E com os galegos, realmente, numa situação normal, careceria de importância. Apenas esse pequeno problema de que os “dialetos” orais não o sejam do castelhano, senão de uma outra variante troncal. Careceria de importância também que dialetos do português em uma forma antiga, rústica e crioula castelhanizada, fossem falados fora do território do Estado português, à outra beira da fronteira, no Estado espanhol.

Esqueçamos a questão política como política, das identidades e as nações. Ou tratemos a questão como política e identitária. Mas a outra questão é – como apontamos na semana anterior – que fazemos com a Língua de cultura, na Galiza, desglosada há séculos da língua da oralidade?

Não podemos continuar tratando de ter uma língua culta de andar por casa, sem esquecermos o contexto programado de esmagamento de todas as línguas não castelhanas no Estado espanhol e sem constatar que com a globalização e internet as línguas de uso são as das comunidades de usuários e utentes com que nos comunicamos na distancia do espaço e não mais as da proximidade. E não podemos também sem constatar a ausência de uma verdadeira maquinária político-institucional que proteja e promova o galego como língua culta geral.

O tempo demonstrou que há algo errado no projeto nacional-restaurador da língua defendido pelas maiorias desde os anos 70 na Galiza. Como enfrontarmos, com as armas e as teorias da “modernidade” ainda submersas no tempo e ideia Nacional, uma situação que não modifica muito o binómio medieval que distinguia o sermo rusticorum da língua culta?

Como construir uma língua culta: de zero? através de outra língua de cultura teito? imitando o castelhano como antano se imitou o latim, tratando de adquirir o seu prestígio e substituir os seus modelos? como construir plenamente o vulgar e elevá-lo à condição de língua culta? pode-se fazer isto no século XXI? tem lógica consumir esforços, políticos e sociais neste projeto?

O que é a Galiza? Um fragmento de Portugal encravado na Espanha? Uma negra sombra da Espanha no horizonte de Portugal? Mas e por que se definir à contrario? Por que ser nada, ou “o outro” ou “o alheio” quando podemos ser tudo?

Uma palavra de ordem popular e bem sucedida desde que a enunciou Ricardo Carvalho Calero lá pelos anos 80 do século anterior diz que «O galego, ou é galegoportuguês ou é galego-castelhano». Este aforismo resume boa parte da posição e conflito linguístico da Galiza, em termos de escolha e de fixação da identidade nacional, na ideia moderna e do papel nela das línguas.
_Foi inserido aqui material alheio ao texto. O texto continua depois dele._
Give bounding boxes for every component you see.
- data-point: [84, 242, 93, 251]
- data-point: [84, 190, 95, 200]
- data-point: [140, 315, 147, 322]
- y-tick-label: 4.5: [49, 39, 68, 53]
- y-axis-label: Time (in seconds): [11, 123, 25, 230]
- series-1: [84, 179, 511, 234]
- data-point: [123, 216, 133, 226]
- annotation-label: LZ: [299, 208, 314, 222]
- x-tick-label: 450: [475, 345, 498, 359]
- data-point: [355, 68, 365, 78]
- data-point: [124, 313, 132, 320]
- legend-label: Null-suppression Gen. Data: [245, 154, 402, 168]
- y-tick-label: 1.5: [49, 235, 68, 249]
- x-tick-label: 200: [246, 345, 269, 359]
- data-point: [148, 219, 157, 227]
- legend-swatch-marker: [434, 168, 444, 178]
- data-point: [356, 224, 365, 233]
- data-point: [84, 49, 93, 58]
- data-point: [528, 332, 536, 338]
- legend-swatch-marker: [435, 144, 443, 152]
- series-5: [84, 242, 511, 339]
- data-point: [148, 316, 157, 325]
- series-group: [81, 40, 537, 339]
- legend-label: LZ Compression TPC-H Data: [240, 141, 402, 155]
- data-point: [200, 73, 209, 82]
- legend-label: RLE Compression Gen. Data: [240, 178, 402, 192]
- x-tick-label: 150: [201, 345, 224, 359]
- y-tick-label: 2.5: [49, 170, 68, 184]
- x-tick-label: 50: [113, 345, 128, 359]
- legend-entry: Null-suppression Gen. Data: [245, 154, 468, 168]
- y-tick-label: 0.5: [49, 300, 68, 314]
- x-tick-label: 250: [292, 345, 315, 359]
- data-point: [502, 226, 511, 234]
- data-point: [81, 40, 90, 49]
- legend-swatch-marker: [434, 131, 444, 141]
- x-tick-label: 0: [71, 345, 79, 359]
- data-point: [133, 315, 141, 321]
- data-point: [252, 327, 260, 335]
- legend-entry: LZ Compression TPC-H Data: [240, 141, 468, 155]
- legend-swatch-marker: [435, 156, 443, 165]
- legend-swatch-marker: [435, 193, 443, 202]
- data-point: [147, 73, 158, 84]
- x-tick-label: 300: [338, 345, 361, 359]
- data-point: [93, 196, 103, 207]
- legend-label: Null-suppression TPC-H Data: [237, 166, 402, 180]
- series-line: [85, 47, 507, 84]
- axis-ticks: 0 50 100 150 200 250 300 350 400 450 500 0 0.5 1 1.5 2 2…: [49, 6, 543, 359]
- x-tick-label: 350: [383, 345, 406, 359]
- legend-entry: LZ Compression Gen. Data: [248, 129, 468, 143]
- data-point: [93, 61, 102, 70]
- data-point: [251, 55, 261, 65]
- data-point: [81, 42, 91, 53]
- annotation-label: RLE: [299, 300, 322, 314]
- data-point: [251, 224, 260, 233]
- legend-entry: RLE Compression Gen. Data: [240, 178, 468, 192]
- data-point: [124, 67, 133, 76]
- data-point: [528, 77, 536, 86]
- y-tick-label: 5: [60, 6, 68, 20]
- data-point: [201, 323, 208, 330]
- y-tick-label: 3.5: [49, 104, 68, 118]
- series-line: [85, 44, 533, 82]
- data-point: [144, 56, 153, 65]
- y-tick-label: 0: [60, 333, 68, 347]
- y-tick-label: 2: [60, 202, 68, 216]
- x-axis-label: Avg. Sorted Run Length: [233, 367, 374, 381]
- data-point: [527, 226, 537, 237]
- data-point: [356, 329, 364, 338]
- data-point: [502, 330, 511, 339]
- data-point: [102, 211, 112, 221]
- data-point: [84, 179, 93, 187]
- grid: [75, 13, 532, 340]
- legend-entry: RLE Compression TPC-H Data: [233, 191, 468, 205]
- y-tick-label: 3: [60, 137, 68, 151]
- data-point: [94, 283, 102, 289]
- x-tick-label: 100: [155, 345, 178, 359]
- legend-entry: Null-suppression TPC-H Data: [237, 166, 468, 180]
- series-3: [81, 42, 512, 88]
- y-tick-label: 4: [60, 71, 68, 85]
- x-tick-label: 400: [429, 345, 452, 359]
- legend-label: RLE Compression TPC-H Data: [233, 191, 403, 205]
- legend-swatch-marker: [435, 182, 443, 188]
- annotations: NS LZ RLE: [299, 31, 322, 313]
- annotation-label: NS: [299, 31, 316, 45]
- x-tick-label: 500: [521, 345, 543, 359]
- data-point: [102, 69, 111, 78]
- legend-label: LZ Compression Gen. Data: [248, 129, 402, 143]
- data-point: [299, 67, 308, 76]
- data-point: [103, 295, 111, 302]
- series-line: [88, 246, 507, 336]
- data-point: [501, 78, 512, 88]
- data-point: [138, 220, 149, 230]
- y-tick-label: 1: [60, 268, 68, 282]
Mas, e se ficamos com a realidade “medieval” existente? e se achamos normal o paradoxo da situação galega? E se achamos normal a existência de duas realidades linguísticas que devem ser tratadas, estudadas e consideradas, conservadas, e planificadas de jeito diferente?

E se consideramos que existe um plano oral, de uso social, e outro para a culta-escrita, e se deixamos a oralidade dentro do marco legal-administrativo que a considera como património a conservar e como realidade comunicativa e redefinimos o aforismo no que respeita apenas à construção da língua culta como: “O galego…? ou é português ou é castelhano”.